I climbed a high cliff with my bike, just once. There were die-offs. I knew that. This beach is very remote, and when you are down the beach with the cliff beside you, you hear nothing from land, very quiet.
There were so many bodies of big birds and fish, skeletons jumbled up between my legs as I was trying to push my way around them. the
I was using ingrown pieces of sod that fell and started rooting on the side as steps, and swung my bike up and around so the ape-handers hung on up top.The first thing I saw when I stuck my head up above the surface was a small purse with no ID and $18 in change.
That paid for a couple of ice cream cones and more pop along the way. It's nice when it happens like that.
If you've never been to Port Burwell, north of Long Point on Lake Erie, it's another Kame delta attraction.
Only this one is different from Fonthill. They don't have a sign or advertise it. It's Provincial property and it's behind the campers near the road of a private business. You can always park to see it. Try climbing it.
Imagine an upside down bowl, big like Fonthill. only deeper and steeper, sides almost vertical,
form the glacier that scooped out Lake Erie for you, it's final resting spot. Now imagine that only a slice of one side is all that is there.
When you climb what is getting more vertical, and it's higher than Niagara Falls, all of a sudden,
you're looking over the top, and a couple of sandy feet away, you can look straight down.
The beach below is about five feet of round stones, and when you look out you only see lake.
I never tried to stand up on top.
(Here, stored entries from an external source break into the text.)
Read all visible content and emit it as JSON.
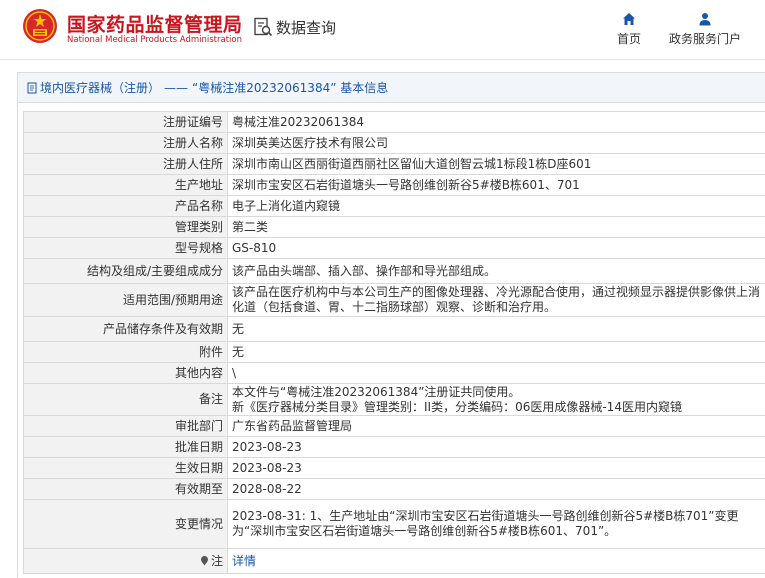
{
  "header": {
    "org_cn": "国家药品监督管理局",
    "org_en": "National Medical Products Administration",
    "query_label": "数据查询",
    "nav": [
      {
        "label": "首页",
        "icon": "home-icon"
      },
      {
        "label": "政务服务门户",
        "icon": "user-icon"
      }
    ]
  },
  "breadcrumb": {
    "category": "境内医疗器械（注册）",
    "separator": "——",
    "title": "“粤械注准20232061384” 基本信息"
  },
  "fields": [
    {
      "key": "注册证编号",
      "value": "粤械注准20232061384"
    },
    {
      "key": "注册人名称",
      "value": "深圳英美达医疗技术有限公司"
    },
    {
      "key": "注册人住所",
      "value": "深圳市南山区西丽街道西丽社区留仙大道创智云城1标段1栋D座601"
    },
    {
      "key": "生产地址",
      "value": "深圳市宝安区石岩街道塘头一号路创维创新谷5#楼B栋601、701"
    },
    {
      "key": "产品名称",
      "value": "电子上消化道内窥镜"
    },
    {
      "key": "管理类别",
      "value": "第二类"
    },
    {
      "key": "型号规格",
      "value": "GS-810"
    },
    {
      "key": "结构及组成/主要组成成分",
      "value": "该产品由头端部、插入部、操作部和导光部组成。"
    },
    {
      "key": "适用范围/预期用途",
      "value": "该产品在医疗机构中与本公司生产的图像处理器、冷光源配合使用，通过视频显示器提供影像供上消化道（包括食道、胃、十二指肠球部）观察、诊断和治疗用。"
    },
    {
      "key": "产品储存条件及有效期",
      "value": "无"
    },
    {
      "key": "附件",
      "value": "无"
    },
    {
      "key": "其他内容",
      "value": "\\"
    },
    {
      "key": "备注",
      "value": "本文件与“粤械注准20232061384”注册证共同使用。\n新《医疗器械分类目录》管理类别：II类，分类编码：06医用成像器械-14医用内窥镜"
    },
    {
      "key": "审批部门",
      "value": "广东省药品监督管理局"
    },
    {
      "key": "批准日期",
      "value": "2023-08-23"
    },
    {
      "key": "生效日期",
      "value": "2023-08-23"
    },
    {
      "key": "有效期至",
      "value": "2028-08-22"
    },
    {
      "key": "变更情况",
      "value": "2023-08-31: 1、生产地址由“深圳市宝安区石岩街道塘头一号路创维创新谷5#楼B栋701”变更为“深圳市宝安区石岩街道塘头一号路创维创新谷5#楼B栋601、701”。"
    }
  ],
  "footer_row": {
    "label": "注",
    "link": "详情",
    "icon": "pin-icon"
  },
  "colors": {
    "brand_red": "#c8161d",
    "link_blue": "#1a56a8",
    "key_bg": "#f2f2f2",
    "title_bg": "#f2f6fb"
  }
}
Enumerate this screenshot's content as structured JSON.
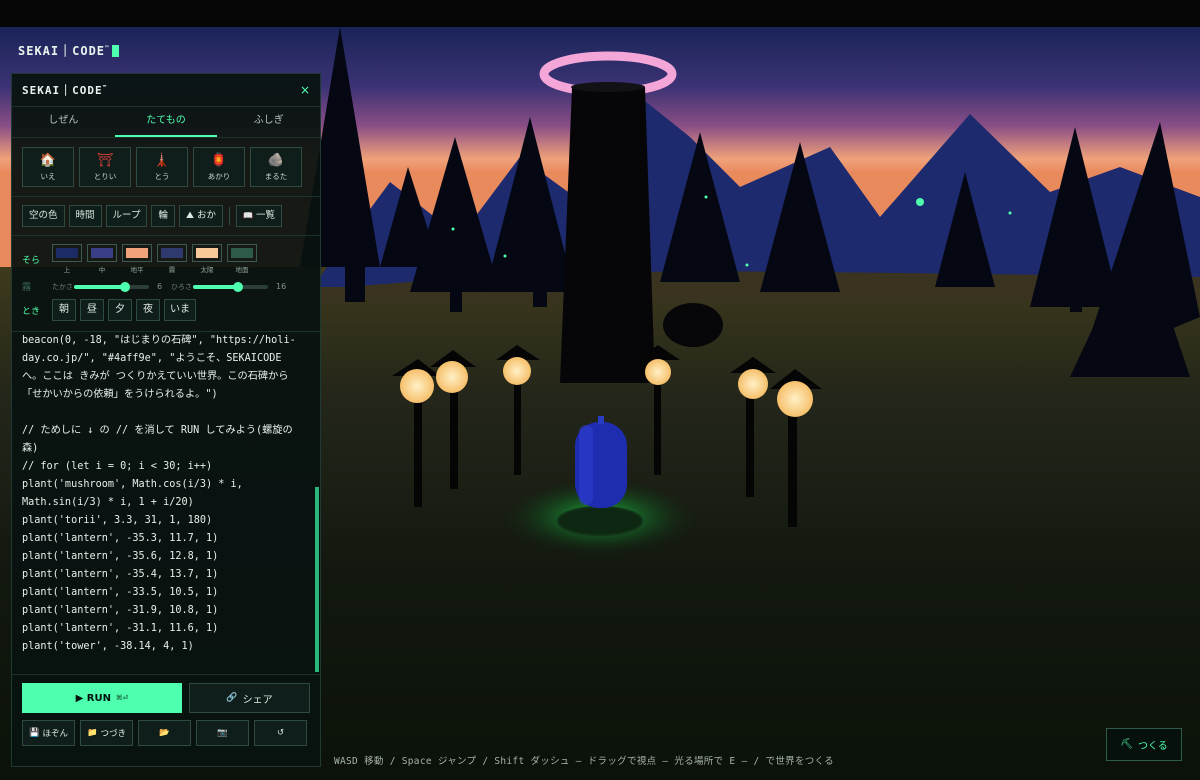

That's something partiers from London and Delphi do, before they fall.
You might be driving past that little campground and be thinking it reminds you of Guenther's Grove,
but when you are far away you can see it rising over all the trees.
I figure that it's so straight because the bottom rocks are the heaviest to get eroded,
but when they do, what's on top of them falls right away, just kame delta sand.